Your URLs will be different as they will include your API key and should not
be publicly shared.)

```clojure
{:checksumFileLastModifiedTimestamp #object[java.time.Instant 0x72d19fd2 "2021-01-29T13:28:21Z"],
:publicKeyFileSizeBytes 1736,
:checksumFileSizeBytes 187,
:signatureFileName "trud_hscorgrefdataxml_data_1.0.0_20210129000001.sig",
:name "Release 1.0.0",
:signatureFileLastModifiedTimestamp #object[java.time.Instant 0x3b6f0a6f "2021-01-29T13:28:24Z"],
:itemIdentifier 341,
:releaseDate #object[java.time.LocalDate 0x6cdace1f "2021-01-29"],
:checksumFileName "trud_hscorgrefdataxml_data_1.0.0_20210129000001.xml",
:archiveFileLastModifiedTimestamp #object[java.time.Instant 0x738f5264 "2021-01-29T13:26:23Z"],
:publicKeyFileUrl "https://isd.digital.nhs.uk/api/v1/keys/7daa48e2a26f3afeef6f6c2a2feb00b62bcbe68b/files/public-keys/trud-public-key-2013-04-01.pgp",
:publicKeyFileName "trud-public-key-2013-04-01.pgp",
:archiveFileUrl "https://isd.digital.nhs.uk/api/v1/keys/7daa48e2a26f3afeef6f6c2a2feb00b62bcbe68b/files/ODS/1.0.0/HSCORGREFDATAXML_DATA/hscorgrefdataxml_data_1.0.0_20210129000001.zip",
:archiveFileSizeBytes 26688464,
:id "hscorgrefdataxml_data_1.0.0_20210129000001.zip",
:signatureFileUrl "https://isd.digital.nhs.uk/api/v1/keys/7daa48e2a26f3afeef6f6c2a2feb00b62bcbe68b/files/ODS/1.0.0/HSCORGREFDATAXML_DATA/trud_hscorgrefdataxml_data_1.0.0_20210129000001.xml.asc",
:checksumFileUrl "https://isd.digital.nhs.uk/api/v1/keys/7daa48e2a26f3afeef6f6c2a2feb00b62bcbe68b/files/ODS/1.0.0/HSCORGREFDATAXML_DATA/trud_hscorgrefdataxml_data_1.0.0_20210129000001.xml",
:publicKeyId 6,
:signatureFileSizeBytes 488,
:archiveFileName "hscorgrefdataxml_data_1.0.0_20210129000001.zip",
:needsUpdate? true,
:archiveFilePath #object[sun.nio.fs.UnixPath
0xdde6cc8
"/tmp/trud/341--2021-01-29--hscorgrefdataxml_data_1.0.0_20210129000001.zip"]}
```

### 5. Processing your zip file (optional)

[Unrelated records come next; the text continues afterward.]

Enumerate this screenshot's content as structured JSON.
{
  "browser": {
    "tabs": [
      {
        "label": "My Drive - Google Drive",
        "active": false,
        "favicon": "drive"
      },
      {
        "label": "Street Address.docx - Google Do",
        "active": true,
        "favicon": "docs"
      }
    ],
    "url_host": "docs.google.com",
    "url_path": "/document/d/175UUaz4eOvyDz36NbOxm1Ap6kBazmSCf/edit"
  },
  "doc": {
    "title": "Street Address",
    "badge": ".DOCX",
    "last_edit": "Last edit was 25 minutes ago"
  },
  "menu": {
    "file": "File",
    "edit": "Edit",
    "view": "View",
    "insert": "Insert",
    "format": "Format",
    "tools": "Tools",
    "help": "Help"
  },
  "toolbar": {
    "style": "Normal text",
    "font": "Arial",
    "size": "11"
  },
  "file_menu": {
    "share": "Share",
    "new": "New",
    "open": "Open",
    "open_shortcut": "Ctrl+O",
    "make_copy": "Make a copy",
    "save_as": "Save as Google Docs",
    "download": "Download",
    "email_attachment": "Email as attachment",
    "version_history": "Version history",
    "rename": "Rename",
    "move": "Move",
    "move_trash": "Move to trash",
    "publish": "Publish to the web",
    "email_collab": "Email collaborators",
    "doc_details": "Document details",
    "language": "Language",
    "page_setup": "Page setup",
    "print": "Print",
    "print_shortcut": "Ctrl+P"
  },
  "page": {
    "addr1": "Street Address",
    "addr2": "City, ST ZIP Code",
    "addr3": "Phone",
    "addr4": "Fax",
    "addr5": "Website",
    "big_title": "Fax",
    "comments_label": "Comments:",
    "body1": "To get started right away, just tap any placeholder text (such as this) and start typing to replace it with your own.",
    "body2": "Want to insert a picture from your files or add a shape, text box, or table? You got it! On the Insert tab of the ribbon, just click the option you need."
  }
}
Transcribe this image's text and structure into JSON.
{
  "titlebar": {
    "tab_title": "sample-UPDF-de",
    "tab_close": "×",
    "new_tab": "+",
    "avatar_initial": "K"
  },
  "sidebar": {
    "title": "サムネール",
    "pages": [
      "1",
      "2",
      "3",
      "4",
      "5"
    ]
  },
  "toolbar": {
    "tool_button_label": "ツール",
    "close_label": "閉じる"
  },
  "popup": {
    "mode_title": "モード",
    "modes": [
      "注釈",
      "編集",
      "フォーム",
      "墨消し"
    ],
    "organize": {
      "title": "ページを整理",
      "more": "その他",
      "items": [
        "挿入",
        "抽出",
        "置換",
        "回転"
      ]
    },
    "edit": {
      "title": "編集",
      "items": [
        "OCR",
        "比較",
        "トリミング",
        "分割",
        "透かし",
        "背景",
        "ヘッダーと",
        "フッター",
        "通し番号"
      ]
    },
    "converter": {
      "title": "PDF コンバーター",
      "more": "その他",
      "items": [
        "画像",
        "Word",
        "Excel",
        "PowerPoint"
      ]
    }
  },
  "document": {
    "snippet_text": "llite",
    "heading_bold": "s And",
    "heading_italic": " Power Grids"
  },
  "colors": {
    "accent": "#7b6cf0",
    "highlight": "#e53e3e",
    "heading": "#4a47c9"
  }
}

Once you have the zip file, you can unzip to a temporary directory and
process, as necessary For convenience, you can use the utility functions in
`com.eldrix.trud.zip`.

Here we are looking at the NHS ODS XML distribution, which always contains
two nested zip files "archive.zip" and "fullfile.zip". Here we extract
any .xml files using a regexp in our nested query:

```clojure
(require '[com.eldrix.trud.zip :refer [unzip2 delete-paths]])
(def ods-xml-files [(:archiveFilePath latest)
["archive.zip" #"\w+.xml"]
["fullfile.zip" #"\w+.xml"]])
(def results (unzip2 ods-xml-files))
(get-in results [1 1]) ;; sequence of any XML files in archive zip
(get-in results [2 1]) ;; sequence of any XML files in fullfile.zip
(delete-paths results)
```

# Developer information (optional)

Identify outdated dependencies:
```shell
clj -M:outdated
```

Run compilation checks

```shell
clj -M:check
```

Run linting

```shell
clj -M:lint/eastwood
clj -M:lint/kondo

```

To build a library jar and publish to local maven repository:
```shell
clj -T:build install
```

To build a library jar and publish to [clojars](https://clojars.org)

```shell
clj -T:build deploy
```

The Circle CI badge indicates the results of automated tests - including a live test against the NHS Digital TRUD service.
If these tests fail, it may be because the service is down or there has been a breaking versionc change.